We got to the hospital after the registration desk had closed, so we were told to go directly to the floor he was going to be staying on and they would do all the paperwork. Mark was like, "we have time, come back this way, Carrie, I want to show you something." I pushed him all the way back to the entrance we had just come in. He shown me this picture (one I had looked at many times thinking Mark would really enjoy it, but he had not seen). He said one day he'd like a framed picture like this. At that moment I snapped a quick picture.

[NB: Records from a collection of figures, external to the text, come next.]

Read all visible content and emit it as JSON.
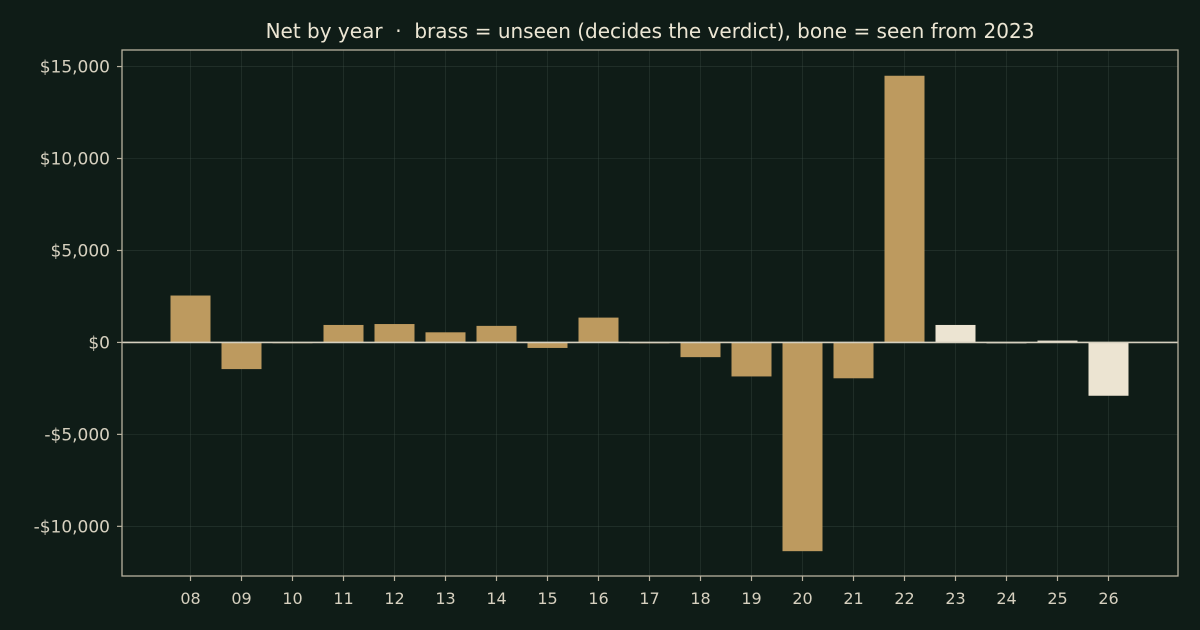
{
  "chart_data": {
    "type": "bar",
    "title": "Net by year  ·  brass = unseen (decides the verdict), bone = seen from 2023",
    "xlabel": "",
    "ylabel": "",
    "categories": [
      "08",
      "09",
      "10",
      "11",
      "12",
      "13",
      "14",
      "15",
      "16",
      "17",
      "18",
      "19",
      "20",
      "21",
      "22",
      "23",
      "24",
      "25",
      "26"
    ],
    "values": [
      2550,
      -1450,
      0,
      950,
      1000,
      550,
      900,
      -300,
      1350,
      -50,
      -800,
      -1850,
      -11350,
      -1950,
      14500,
      950,
      -50,
      100,
      -2900
    ],
    "groups": [
      "unseen",
      "unseen",
      "unseen",
      "unseen",
      "unseen",
      "unseen",
      "unseen",
      "unseen",
      "unseen",
      "unseen",
      "unseen",
      "unseen",
      "unseen",
      "unseen",
      "unseen",
      "seen",
      "seen",
      "seen",
      "seen"
    ],
    "colors": {
      "unseen": "#bd9a5f",
      "seen": "#ece4d2"
    },
    "ylim": [
      -12700,
      15900
    ],
    "yticks": [
      15000,
      10000,
      5000,
      0,
      -5000,
      -10000
    ],
    "ytick_labels": [
      "$15,000",
      "$10,000",
      "$5,000",
      "$0",
      "-$5,000",
      "-$10,000"
    ],
    "grid": true
  }
}
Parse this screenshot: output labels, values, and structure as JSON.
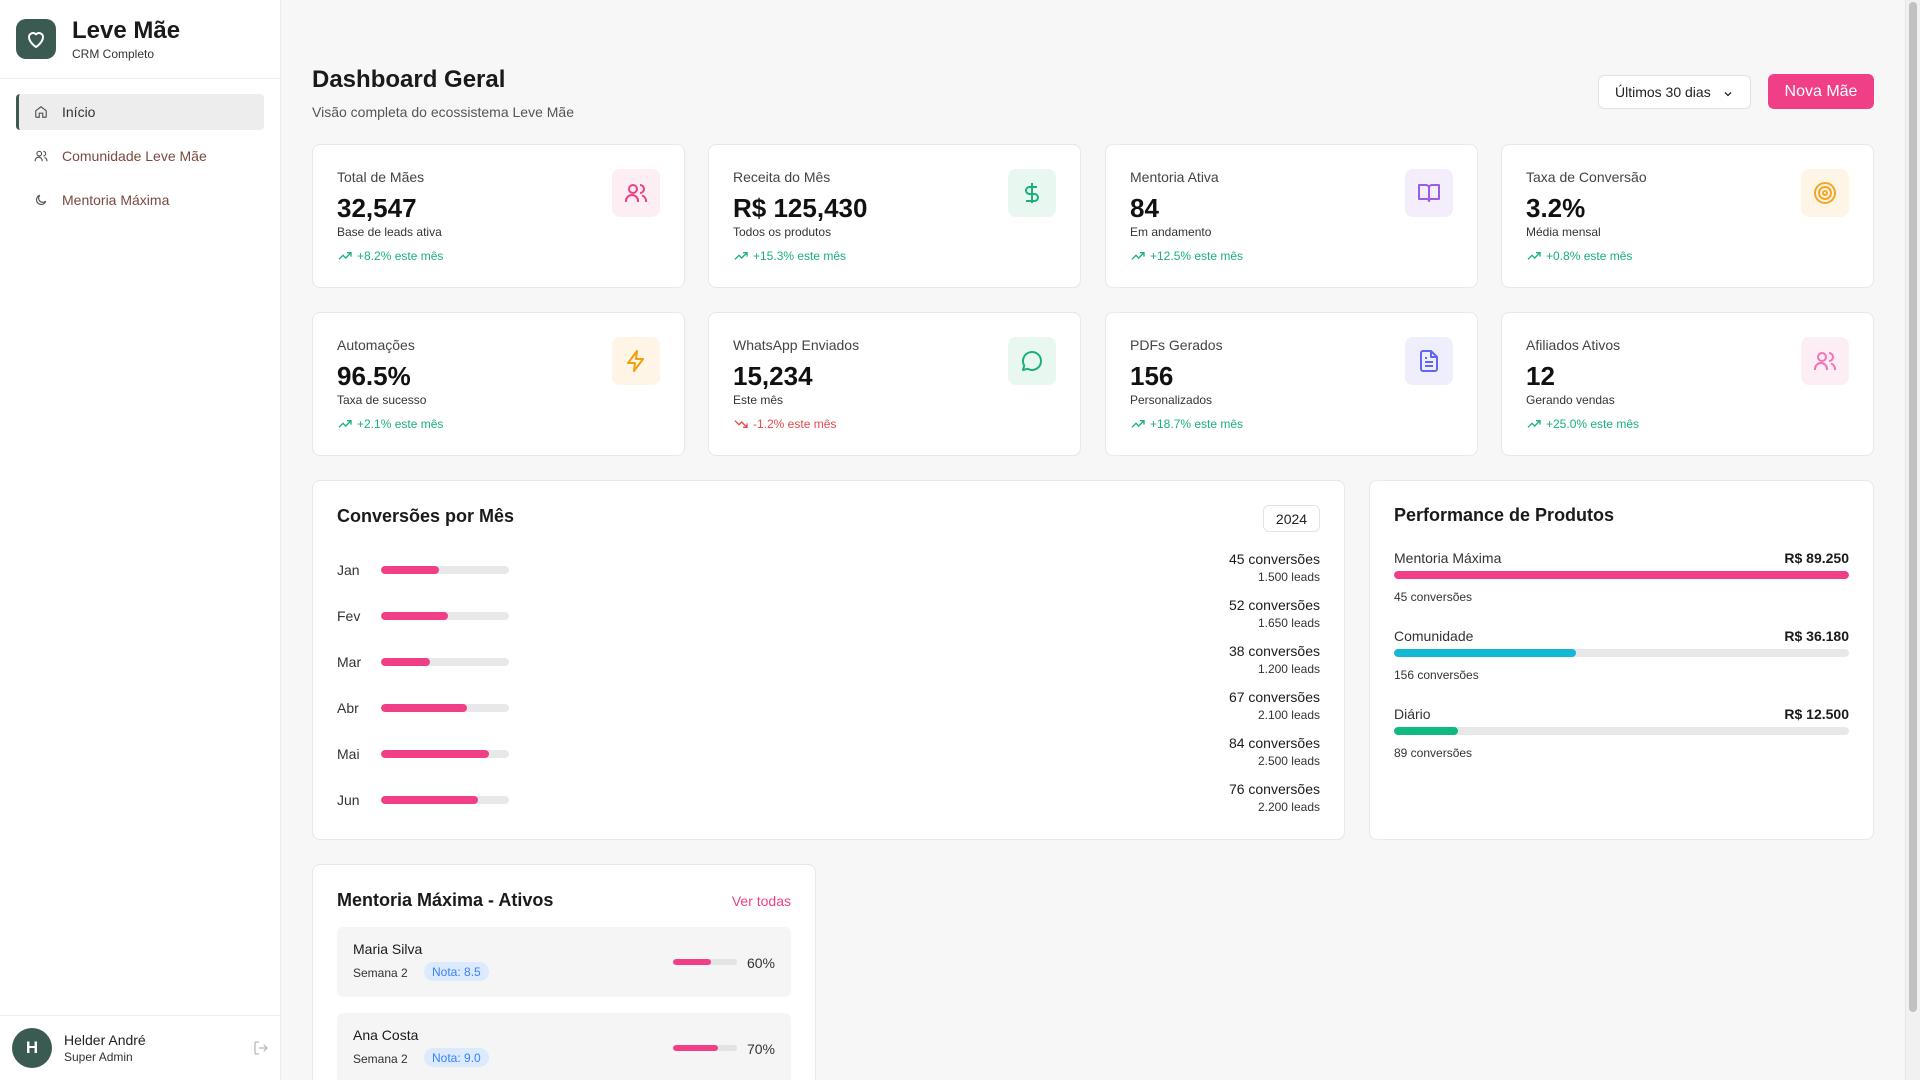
{
  "brand": {
    "title": "Leve Mãe",
    "subtitle": "CRM Completo"
  },
  "nav": [
    {
      "label": "Início",
      "icon": "home-icon",
      "active": true
    },
    {
      "label": "Comunidade Leve Mãe",
      "icon": "users-icon",
      "active": false
    },
    {
      "label": "Mentoria Máxima",
      "icon": "moon-icon",
      "active": false
    }
  ],
  "user": {
    "initial": "H",
    "name": "Helder André",
    "role": "Super Admin"
  },
  "header": {
    "title": "Dashboard Geral",
    "subtitle": "Visão completa do ecossistema Leve Mãe",
    "period": "Últimos 30 dias",
    "new_button": "Nova Mãe"
  },
  "stats": [
    {
      "label": "Total de Mães",
      "value": "32,547",
      "desc": "Base de leads ativa",
      "trend": "+8.2% este mês",
      "dir": "up",
      "icon": "users-icon",
      "color": "#f03f86",
      "bg": "#fdeef4"
    },
    {
      "label": "Receita do Mês",
      "value": "R$ 125,430",
      "desc": "Todos os produtos",
      "trend": "+15.3% este mês",
      "dir": "up",
      "icon": "dollar-icon",
      "color": "#19b07a",
      "bg": "#e8f7f0"
    },
    {
      "label": "Mentoria Ativa",
      "value": "84",
      "desc": "Em andamento",
      "trend": "+12.5% este mês",
      "dir": "up",
      "icon": "book-icon",
      "color": "#9b5de5",
      "bg": "#f3edfc"
    },
    {
      "label": "Taxa de Conversão",
      "value": "3.2%",
      "desc": "Média mensal",
      "trend": "+0.8% este mês",
      "dir": "up",
      "icon": "target-icon",
      "color": "#f5a524",
      "bg": "#fff5e6"
    },
    {
      "label": "Automações",
      "value": "96.5%",
      "desc": "Taxa de sucesso",
      "trend": "+2.1% este mês",
      "dir": "up",
      "icon": "bolt-icon",
      "color": "#f59e0b",
      "bg": "#fff5e6"
    },
    {
      "label": "WhatsApp Enviados",
      "value": "15,234",
      "desc": "Este mês",
      "trend": "-1.2% este mês",
      "dir": "down",
      "icon": "message-icon",
      "color": "#19b07a",
      "bg": "#e8f7f0"
    },
    {
      "label": "PDFs Gerados",
      "value": "156",
      "desc": "Personalizados",
      "trend": "+18.7% este mês",
      "dir": "up",
      "icon": "file-icon",
      "color": "#6366f1",
      "bg": "#eeeefd"
    },
    {
      "label": "Afiliados Ativos",
      "value": "12",
      "desc": "Gerando vendas",
      "trend": "+25.0% este mês",
      "dir": "up",
      "icon": "users-icon",
      "color": "#f472b6",
      "bg": "#fdeef6"
    }
  ],
  "conversions": {
    "title": "Conversões por Mês",
    "year": "2024",
    "rows": [
      {
        "month": "Jan",
        "conv": "45 conversões",
        "leads": "1.500 leads",
        "pct": 45
      },
      {
        "month": "Fev",
        "conv": "52 conversões",
        "leads": "1.650 leads",
        "pct": 52
      },
      {
        "month": "Mar",
        "conv": "38 conversões",
        "leads": "1.200 leads",
        "pct": 38
      },
      {
        "month": "Abr",
        "conv": "67 conversões",
        "leads": "2.100 leads",
        "pct": 67
      },
      {
        "month": "Mai",
        "conv": "84 conversões",
        "leads": "2.500 leads",
        "pct": 84
      },
      {
        "month": "Jun",
        "conv": "76 conversões",
        "leads": "2.200 leads",
        "pct": 76
      }
    ]
  },
  "products": {
    "title": "Performance de Produtos",
    "items": [
      {
        "name": "Mentoria Máxima",
        "value": "R$ 89.250",
        "conv": "45 conversões",
        "pct": 100,
        "color": "#f03f86"
      },
      {
        "name": "Comunidade",
        "value": "R$ 36.180",
        "conv": "156 conversões",
        "pct": 40,
        "color": "#14b8d4"
      },
      {
        "name": "Diário",
        "value": "R$ 12.500",
        "conv": "89 conversões",
        "pct": 14,
        "color": "#10b981"
      }
    ]
  },
  "mentoria": {
    "title": "Mentoria Máxima - Ativos",
    "link": "Ver todas",
    "items": [
      {
        "name": "Maria Silva",
        "week": "Semana 2",
        "nota": "Nota: 8.5",
        "pct_label": "60%",
        "pct": 60
      },
      {
        "name": "Ana Costa",
        "week": "Semana 2",
        "nota": "Nota: 9.0",
        "pct_label": "70%",
        "pct": 70
      }
    ]
  }
}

Blood tests showed improvement of the kidneys the next day, but the liver was worse. We were still able to converse with one another. He was still an active member of his medical treatment. Another 24 hours had passed and his kidneys were in a decline again and his liver was worse. The following day showed a continuing decline and his ability to communicate, yet alone even stay awake was dwindling. By Monday they had moved him to the ICU and we were having the "there is nothing more that can be done medical" and the "comfort care" conversations. This was supposed to be a relatively short stay, not a "this is the end, say your goodbyes" moment. But the reality was very bleak.
On Oct 2nd at 4:03 PM Mark laid to rest for the final time, less than a week after he was again admitted. I watched the man I love actively die. He went down hill so quickly, as I watched his cheeks sink in more as the day progressed, and his eyes roll further back in his head. I knew it was a matter of time. He and I were the only ones in the room and I knew I needed to help him find the peace it was okay to let go. I put on Josh Groban's "You Raise Me Up", not expecting the next and final experience I would have with Mark being alive. Mark instantly raise his head up, opened both eyes wide. I saw a glimpse of my Mark. I even told him "there's my Mark." We mouthed the song together, maintaining eye contact the entire time. As soon as the song ended, he laid his head down for the last time.
Now we are in a situation of having to plan a memorial and address his remains. The monthly income in the home really doesn't cover the bills, so there is no discretion funds for this expense. Mark had no life insurance policy and no monthly income. The struggle is real. Any support for these next steps would be greatly appreciated.
Thank you so much for reading parts our journey of our journey over the course of less than half a year. Prayers for a healing heart and the strength to deal with all that follows is always needed. Thank you so much.